The matter centers on the Malaysian state of Sabah and a colonial agreement dating back to 1878. Historically, the Sulu Sultanate was present in the Philippines and a small area of territory in Sabah.
During the 19th Century, southeast Asia was subject to colonial powers vying for territorial control across the region. In 1878, an agreement was signed by the Sultan and two merchants, Baron de Overbeck, and Alfred Dent. It saw the Sultan grant and cede his land and territory in North Borneo. In 1903, after Spain renounced all claims to the territory, the Sultan confirmed the cession to the British North Borneo Company and the annual cession payment increased to 5,300 local dollars, which is around US$1,200 today.
In 1936, the Sultan of Sulu, Jamalul Kiram II, died and the payment was ceased as the rightful and legal heir to the Sultan could not be determined. In 1939, the High Court of the State of North Borneo (Chief Justice Macaskie) identified the heirs of the Sultan of Sulu were entitled to receive payment under the 1878 Agreement (“Macaskie Judgment 1939”).
In 1962, the people of Sabah exercised their right to self-determination and joined the Federation of Malaysia when it was formed in 1963. The Government of Malaysia has never recognized the legitimacy of the so-called Sultanate of Sulu, however, it inherited the 1878 colonial agreement. Payments were made for many years by Malaysia under the agreement to supposed heirs as determined by the Macaskie Judgement. The payments were terminated in 2013 after a violent armed invasion of Sabah, launched from the Sulu Archipelago, under the orders of the self-proclaimed Sultan Jamalul Kiram III, which saw 73 people killed. The Government took decisively and logically action in response to a threat to its security, eliminating any possible connection between Government money and attacks on its soil.
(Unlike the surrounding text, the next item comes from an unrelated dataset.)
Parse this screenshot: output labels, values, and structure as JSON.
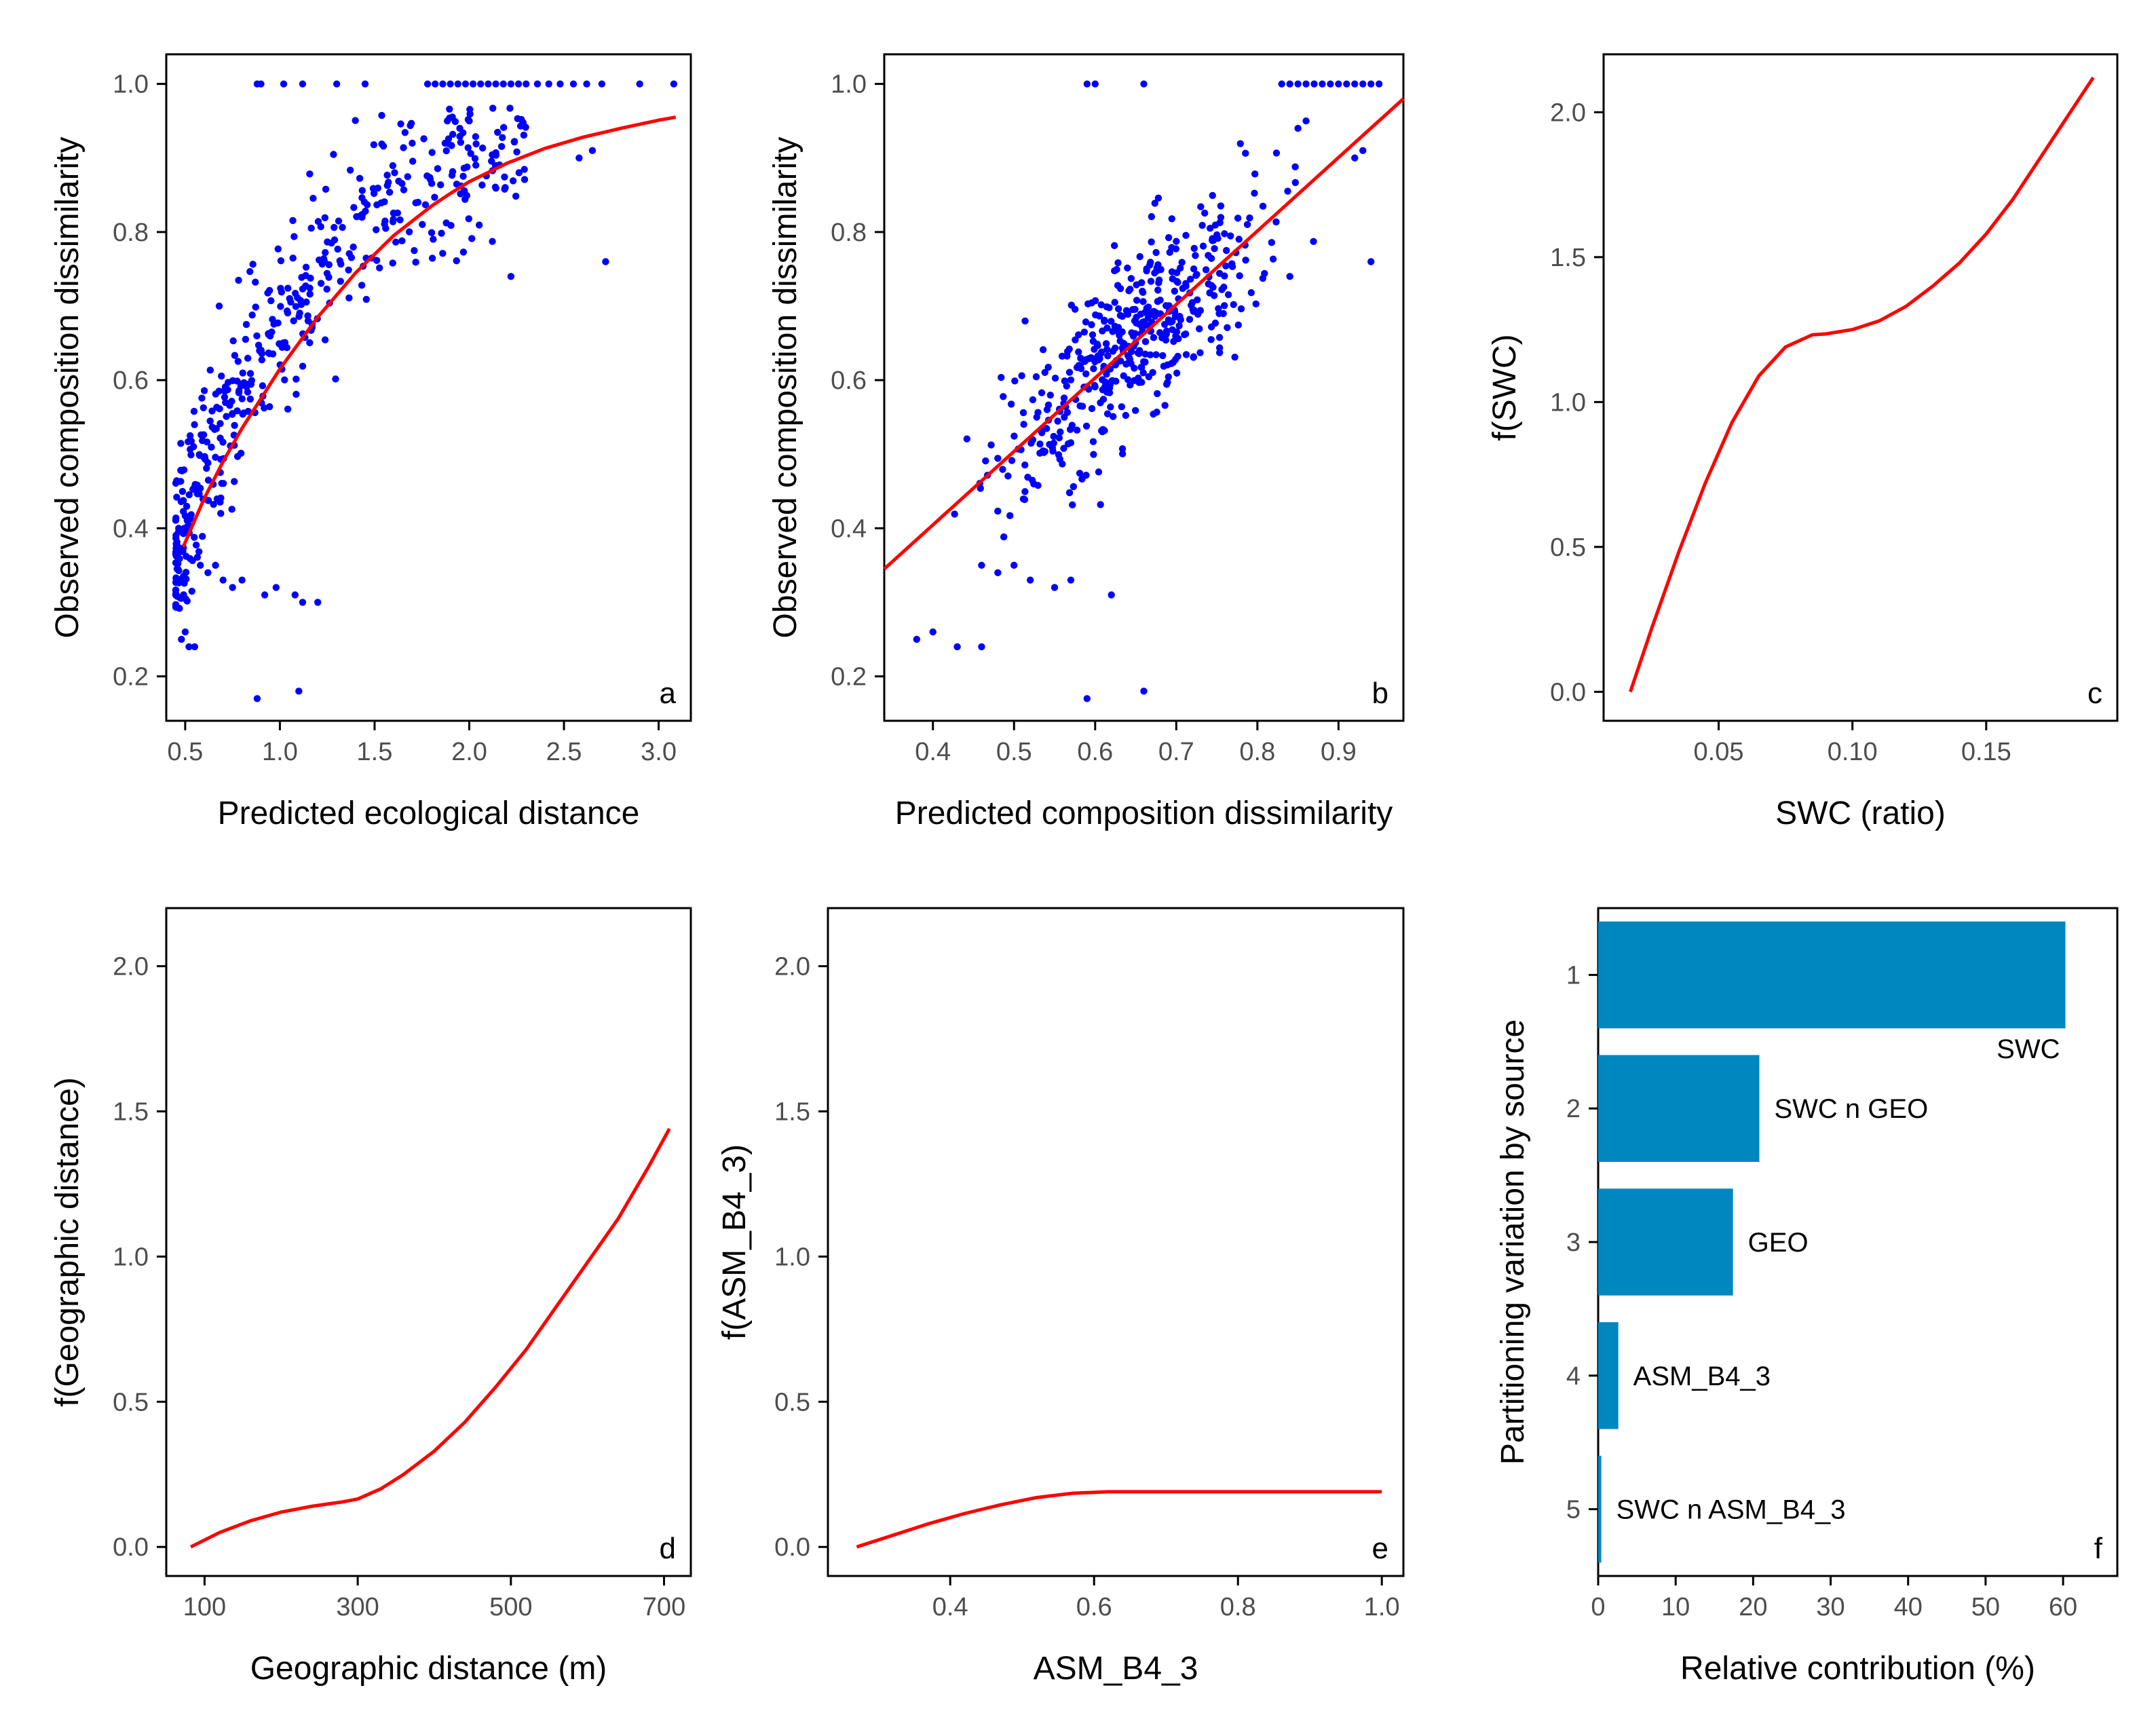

Several years later, after failing in a request to ask the UK Foreign Office to preside over the case, the supposed heirs of the Sultan of Sulu began legal action in Spain with a Notice of Arbitration. It declared, among other things, that:
- Malaysia had breached the 1878 agreement
- Malaysia must pay the Sulu claimants damages reflective of the value of the supposed territories and renegotiate the 1878 agreement for future revenues from the territory.
Matters have been ongoing since then.